President Donald Trump is scheduled to attend the American Farm Bureau Federation’s annual convention in Nashville next week, and his appearance will likely spice up a meeting that is expected to touch on farm and conservation policy, while debating a dues increase.

Farm Bureau sources tell Agri-Pulse that farm bill discussions were, for the most part, settled at last year’s convention and throughout the year, meaning there’s not a whole lot to resolve next week in Nashville. Blake Hurst, president of the Missouri Farm Bureau, pointed to those previous talks as his reasoning for less anticipated discussion.

 “We’ve spent some time both as a resolutions committee and as a delegate body going through (farm bill issues), so I would not think that we’re going to see a lot of contention,” he said.

President Donald Trump and Ag Secretary Sonny Perdue

President Donald Trump and Ag Secretary Sonny Perdue are both scheduled to be in attendance next week.

However, the legislation lawmakers hope to reauthorize before the end of September won't be totally ignored. AFBF lobbyist Mary Kay Thatcher says cotton and dairy remain big issues for Farm Bureau members as well as the broader farm bill coalition, but she expects dairy policy to command more attention at the convention. And when it does come up, delegates may suggest changes, not mere tweaks to the farm bill's current Margin Protection Program (MPP).

"Most of our members are not crazy about MPP or even a revised MPP," Thatcher said. She noted that discussions have taken place about considering a change to a program that would focus more on a reference price - akin to the Price Loss Coverage program in crop production - rather than the current margin-based system.

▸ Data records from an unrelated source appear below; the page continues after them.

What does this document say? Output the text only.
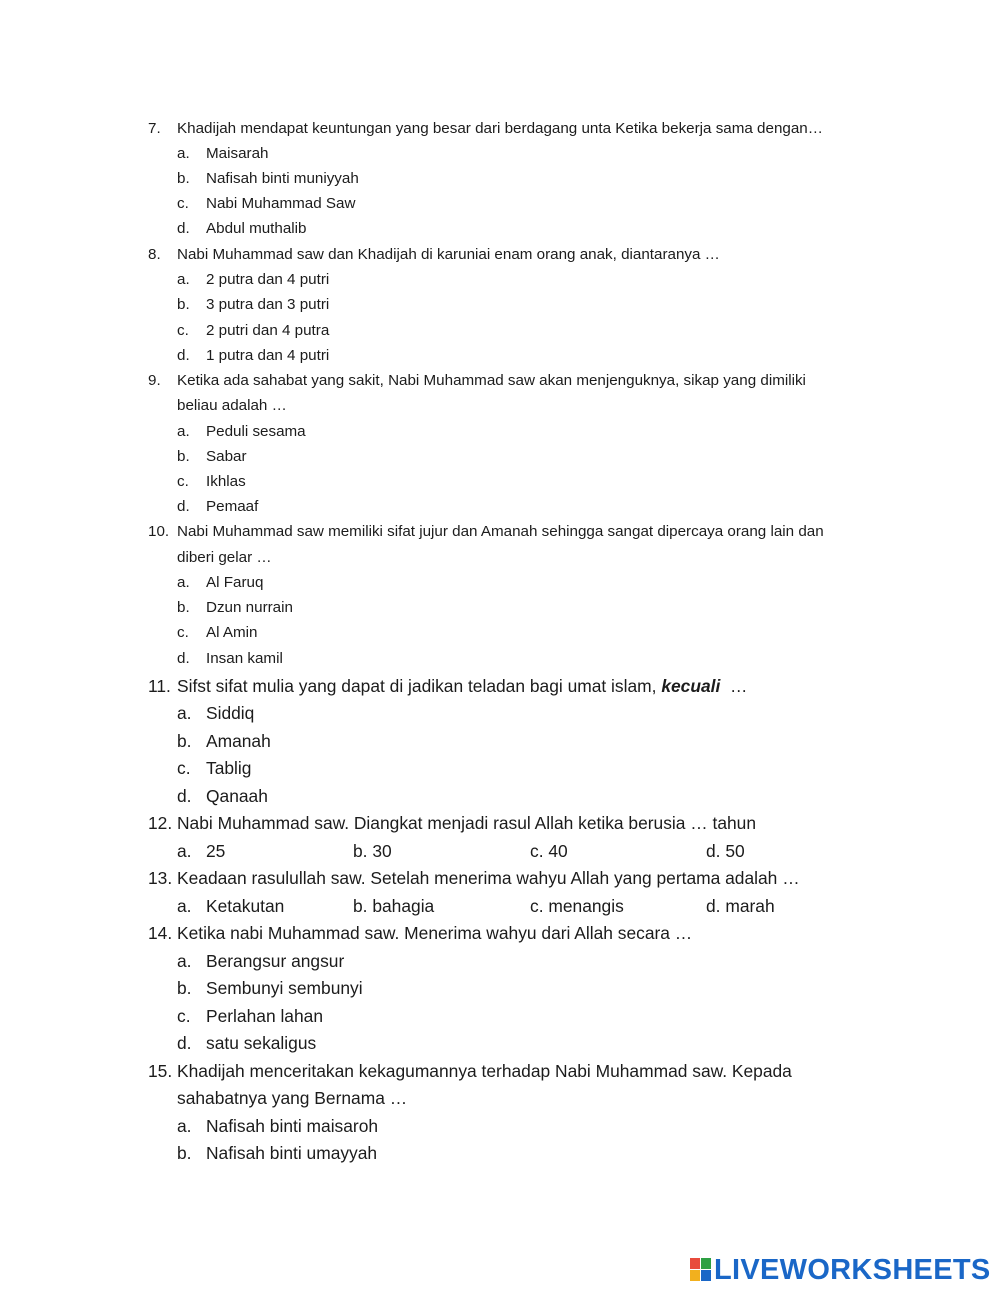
7. Khadijah mendapat keuntungan yang besar dari berdagang unta Ketika bekerja sama dengan…
a. Maisarah
b. Nafisah binti muniyyah
c. Nabi Muhammad Saw
d. Abdul muthalib
8. Nabi Muhammad saw dan Khadijah di karuniai enam orang anak, diantaranya …
a. 2 putra dan 4 putri
b. 3 putra dan 3 putri
c. 2 putri dan 4 putra
d. 1 putra dan 4 putri
9. Ketika ada sahabat yang sakit, Nabi Muhammad saw akan menjenguknya, sikap yang dimiliki
beliau adalah …
a. Peduli sesama
b. Sabar
c. Ikhlas
d. Pemaaf
10. Nabi Muhammad saw memiliki sifat jujur dan Amanah sehingga sangat dipercaya orang lain dan
diberi gelar …
a. Al Faruq
b. Dzun nurrain
c. Al Amin
d. Insan kamil
11. Sifst sifat mulia yang dapat di jadikan teladan bagi umat islam, kecuali …
a. Siddiq
b. Amanah
c. Tablig
d. Qanaah
12. Nabi Muhammad saw. Diangkat menjadi rasul Allah ketika berusia … tahun
a. 25	b. 30	c. 40	d. 50
13. Keadaan rasulullah saw. Setelah menerima wahyu Allah yang pertama adalah …
a. Ketakutan	b. bahagia	c. menangis	d. marah
14. Ketika nabi Muhammad saw. Menerima wahyu dari Allah secara …
a. Berangsur angsur
b. Sembunyi sembunyi
c. Perlahan lahan
d. satu sekaligus
15. Khadijah menceritakan kekagumannya terhadap Nabi Muhammad saw. Kepada
sahabatnya yang Bernama …
a. Nafisah binti maisaroh
b. Nafisah binti umayyah
LIVEWORKSHEETS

Many southern states have also been vocal about their displeasure with the current state of cotton policy, but Thatcher suspects that sector might "wait and see what the Senate decides to do with the disaster provisions." The House passed an $81 billion disaster bill with assistance for the cotton sector before going home for Christmas, but that legislation has not seen movement in the Senate. Sources also point to differences of opinion in desired approaches between Texas and other cotton-producing states.

A contentious issue at last year's convention could also be revisited when delegates from the Prairie Pothole region propose changes to the farm bill's language tying conservation compliance to crop insurance. South Dakota Farm Bureau is preparing a handful of resolutions targeting wetland treatment and conservation compliance, hoping to leverage the upcoming legislation as a way to ease fulfillment issues that can sometimes be specific to the state and surrounding region.

“I think our members are just seeing this being a year with the farm bill coming up as an opportunity to make some changes to how wetlands are regulated,” Krystil Smit, SDFB’s executive director, tells Agri-Pulse.

SDFB is pursuing a change to provisions in the farm bill that bar an entire operation from participating in certain farm programs if certain acres fail to fall within conservation compliance. Smit says in some cases, wetland determinations are under appeal by the producer, but that can be a lengthy process during which the farmer may opt to put the acres in question into production. As a fix, the group is proposing to only bar the affected acres rather than the whole farm.

Last year, North Dakota Farm Bureau successfully led an effort to decouple conservation compliance from receiving crop insurance premium subsidies, but a vote later in the day ultimately repealed that change. Opponents of decoupling said then - and reiterate now - that arguing against conservation compliance can make relationships among the farm bill coalition, specifically between farm and environmental groups, unnecessarily dicey.

Among other things, SDFB will also seek to use site-specific rainfall information in wetland determinations rather than regional data, allow certified private wetland specialists to have their wetland determination work accepted by NRCS, and to tweak data requirements from a quantitative to a more qualitative approach when determining wetland mitigation.

Aside from farm bill issues, look for Farm Bureau delegates to also discuss issues surrounding right to repair - an ongoing discussion dealing with repair of more technologically-inclined farm equipment and concern over what maintenance producers and independent repair technicians are allowed to do without voiding equipment warranties - and rural broadband.

The body will also be asked to discuss a rate increase that would increase AFBF dues to $5, an increase from the current $4. National dues haven’t been increased since 2003, and leaders are hopeful that a slight uptick in purchasing power could help Farm Bureau through a period of relatively flat membership.

“I just think, in order to keep up with the increase in costs that we’ve seen over the past decade and a half … that we have to take that into account,” Hurst said of the increase. AFBF ended the 2017 membership year with just shy of 6 million family memberships, meaning the $1 increase would yield the organization a financial boost of nearly $6 million.